Sujet : Re: The joy of FORTRAN
De : ldo (at) *nospam* nz.invalid (Lawrence D'Oliveiro)
Groupes : alt.folklore.computers comp.os.linux.miscDate : 27. Feb 2025, 22:43:56
Autres entêtes
Organisation : A noiseless patient Spider
Message-ID : <vpqmas$39d65$2@dont-email.me>
References : 1 2 3 4 5 6 7 8 9 10 11 12 13 14 15 16 17 18 19 20 21 22
User-Agent : Pan/0.162 (Pokrosvk)
On Thu, 27 Feb 2025 12:00:23 +0000, The Natural Philosopher wrote:
What mattered in COBOL applications was no bugs. None. Not one.
*Cough* Y2K *Cough*
The process of analysing a business and creating business oriented
applications that were 100% reliable lead to system analysts working out
how to do it and passing the specification down to programmers and
testing every single module.
You *do* realize that the “waterfall” method (what you described above)

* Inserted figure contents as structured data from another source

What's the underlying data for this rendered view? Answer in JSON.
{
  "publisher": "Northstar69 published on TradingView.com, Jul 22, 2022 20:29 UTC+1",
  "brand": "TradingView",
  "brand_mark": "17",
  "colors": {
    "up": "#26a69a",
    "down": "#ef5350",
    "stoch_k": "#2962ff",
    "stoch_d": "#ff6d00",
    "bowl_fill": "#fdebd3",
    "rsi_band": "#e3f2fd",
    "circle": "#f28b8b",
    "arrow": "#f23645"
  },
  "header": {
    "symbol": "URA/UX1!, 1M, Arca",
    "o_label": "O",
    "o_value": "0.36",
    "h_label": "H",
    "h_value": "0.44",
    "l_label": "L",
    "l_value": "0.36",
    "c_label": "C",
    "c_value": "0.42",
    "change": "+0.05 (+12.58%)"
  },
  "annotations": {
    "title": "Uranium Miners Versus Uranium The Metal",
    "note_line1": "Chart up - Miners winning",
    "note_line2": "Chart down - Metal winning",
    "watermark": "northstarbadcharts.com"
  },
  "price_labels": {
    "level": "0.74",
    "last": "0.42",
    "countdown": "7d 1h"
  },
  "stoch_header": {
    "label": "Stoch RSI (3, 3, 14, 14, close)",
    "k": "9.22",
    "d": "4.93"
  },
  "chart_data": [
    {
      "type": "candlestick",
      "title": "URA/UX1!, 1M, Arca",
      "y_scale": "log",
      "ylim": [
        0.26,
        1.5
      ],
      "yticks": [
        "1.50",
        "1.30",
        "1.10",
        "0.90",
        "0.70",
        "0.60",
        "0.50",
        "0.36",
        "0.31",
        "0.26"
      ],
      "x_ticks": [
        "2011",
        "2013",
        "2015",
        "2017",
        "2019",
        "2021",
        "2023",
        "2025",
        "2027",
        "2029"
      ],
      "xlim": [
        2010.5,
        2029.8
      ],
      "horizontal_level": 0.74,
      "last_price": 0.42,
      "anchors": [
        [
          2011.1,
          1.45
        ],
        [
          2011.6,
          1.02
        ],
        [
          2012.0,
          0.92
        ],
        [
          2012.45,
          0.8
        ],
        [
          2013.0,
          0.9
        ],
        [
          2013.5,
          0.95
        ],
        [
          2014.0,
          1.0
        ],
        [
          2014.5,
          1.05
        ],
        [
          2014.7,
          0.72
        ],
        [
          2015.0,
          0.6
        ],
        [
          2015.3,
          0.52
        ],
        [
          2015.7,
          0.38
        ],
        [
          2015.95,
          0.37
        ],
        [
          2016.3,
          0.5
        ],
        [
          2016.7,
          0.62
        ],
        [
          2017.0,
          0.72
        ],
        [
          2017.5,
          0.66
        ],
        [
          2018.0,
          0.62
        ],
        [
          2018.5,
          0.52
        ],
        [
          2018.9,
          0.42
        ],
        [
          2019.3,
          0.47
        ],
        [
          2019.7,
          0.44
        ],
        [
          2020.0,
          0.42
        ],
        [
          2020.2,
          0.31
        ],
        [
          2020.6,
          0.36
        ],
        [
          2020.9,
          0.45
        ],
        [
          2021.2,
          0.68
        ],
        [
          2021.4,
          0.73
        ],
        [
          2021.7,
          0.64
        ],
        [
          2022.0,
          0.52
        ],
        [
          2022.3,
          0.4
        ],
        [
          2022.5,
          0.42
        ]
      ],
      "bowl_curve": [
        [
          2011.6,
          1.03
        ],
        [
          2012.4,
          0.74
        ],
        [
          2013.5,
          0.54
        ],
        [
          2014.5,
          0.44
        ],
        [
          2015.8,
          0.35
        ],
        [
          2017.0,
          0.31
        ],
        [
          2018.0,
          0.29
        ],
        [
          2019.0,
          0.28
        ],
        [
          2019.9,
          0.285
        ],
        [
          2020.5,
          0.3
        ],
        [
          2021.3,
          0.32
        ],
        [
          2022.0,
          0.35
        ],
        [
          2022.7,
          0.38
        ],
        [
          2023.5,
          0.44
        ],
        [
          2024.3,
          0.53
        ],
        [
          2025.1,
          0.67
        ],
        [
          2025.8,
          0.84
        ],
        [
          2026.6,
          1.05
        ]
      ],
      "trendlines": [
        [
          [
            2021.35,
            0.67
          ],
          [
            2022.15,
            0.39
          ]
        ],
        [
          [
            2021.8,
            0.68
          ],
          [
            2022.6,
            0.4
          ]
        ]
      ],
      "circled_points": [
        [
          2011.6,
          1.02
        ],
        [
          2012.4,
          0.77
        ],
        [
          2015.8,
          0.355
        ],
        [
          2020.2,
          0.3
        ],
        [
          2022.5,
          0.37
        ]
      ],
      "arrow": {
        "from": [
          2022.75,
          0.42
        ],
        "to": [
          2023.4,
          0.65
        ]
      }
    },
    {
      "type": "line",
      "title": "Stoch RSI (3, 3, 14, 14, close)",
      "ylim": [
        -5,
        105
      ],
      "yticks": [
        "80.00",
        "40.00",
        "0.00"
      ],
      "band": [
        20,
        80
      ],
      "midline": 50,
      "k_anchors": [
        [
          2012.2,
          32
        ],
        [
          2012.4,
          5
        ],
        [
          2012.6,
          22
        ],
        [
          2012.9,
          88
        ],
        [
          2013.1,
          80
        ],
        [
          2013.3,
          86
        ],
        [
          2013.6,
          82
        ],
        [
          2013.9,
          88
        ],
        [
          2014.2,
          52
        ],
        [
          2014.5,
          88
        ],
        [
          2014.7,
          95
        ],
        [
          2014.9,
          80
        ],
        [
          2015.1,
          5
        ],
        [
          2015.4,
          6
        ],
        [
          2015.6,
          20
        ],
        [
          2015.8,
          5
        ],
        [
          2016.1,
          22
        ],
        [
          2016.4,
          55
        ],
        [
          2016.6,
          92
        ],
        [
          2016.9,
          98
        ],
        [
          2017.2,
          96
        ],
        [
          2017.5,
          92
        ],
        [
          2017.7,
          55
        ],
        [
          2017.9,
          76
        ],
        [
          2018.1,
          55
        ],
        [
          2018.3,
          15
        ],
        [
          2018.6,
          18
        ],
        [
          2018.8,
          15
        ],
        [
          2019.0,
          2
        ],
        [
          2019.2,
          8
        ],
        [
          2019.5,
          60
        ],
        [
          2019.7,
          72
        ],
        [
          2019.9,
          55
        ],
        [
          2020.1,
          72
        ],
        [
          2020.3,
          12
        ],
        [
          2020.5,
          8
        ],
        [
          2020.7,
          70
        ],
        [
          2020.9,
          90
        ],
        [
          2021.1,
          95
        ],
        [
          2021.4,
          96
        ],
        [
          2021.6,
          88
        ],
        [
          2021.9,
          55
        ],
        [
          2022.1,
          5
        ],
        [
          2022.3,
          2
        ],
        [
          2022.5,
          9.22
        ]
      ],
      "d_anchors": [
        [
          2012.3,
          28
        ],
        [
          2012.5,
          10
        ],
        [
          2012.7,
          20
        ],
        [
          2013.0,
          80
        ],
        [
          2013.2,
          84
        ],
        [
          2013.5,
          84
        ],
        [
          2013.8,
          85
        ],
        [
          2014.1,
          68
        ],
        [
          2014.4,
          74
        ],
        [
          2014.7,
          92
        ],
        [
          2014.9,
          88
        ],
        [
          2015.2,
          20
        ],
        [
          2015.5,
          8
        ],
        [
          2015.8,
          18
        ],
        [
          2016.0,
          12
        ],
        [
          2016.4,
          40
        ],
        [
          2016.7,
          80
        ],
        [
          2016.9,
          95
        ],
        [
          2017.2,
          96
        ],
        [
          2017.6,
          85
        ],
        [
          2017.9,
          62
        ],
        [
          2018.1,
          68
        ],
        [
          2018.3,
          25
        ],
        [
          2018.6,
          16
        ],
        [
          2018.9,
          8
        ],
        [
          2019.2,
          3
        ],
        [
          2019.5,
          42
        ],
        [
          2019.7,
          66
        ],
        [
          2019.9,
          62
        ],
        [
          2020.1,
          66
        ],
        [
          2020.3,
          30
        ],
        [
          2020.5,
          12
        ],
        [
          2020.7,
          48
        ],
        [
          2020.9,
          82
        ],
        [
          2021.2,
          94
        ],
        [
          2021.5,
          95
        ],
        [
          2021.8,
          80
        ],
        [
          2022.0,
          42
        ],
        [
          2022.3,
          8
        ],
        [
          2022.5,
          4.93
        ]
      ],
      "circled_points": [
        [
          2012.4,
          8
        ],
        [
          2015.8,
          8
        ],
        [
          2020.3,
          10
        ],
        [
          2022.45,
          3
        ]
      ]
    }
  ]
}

was only put up as a strawman in a 1970s research paper to advocate for
more versatile software development techniques? Nobody in the real world
worked that way -- not successfully. Because it was a recipe for producing
software that was out of date by the time it shipped.
This is big corporation stuff .
You really think big corporations like, say, Google or Facebook, work that
way?
IIRC Microfocus COBOL still makes a profit.
Microfocus makes a profit, yes. But not from its COBOL compiler.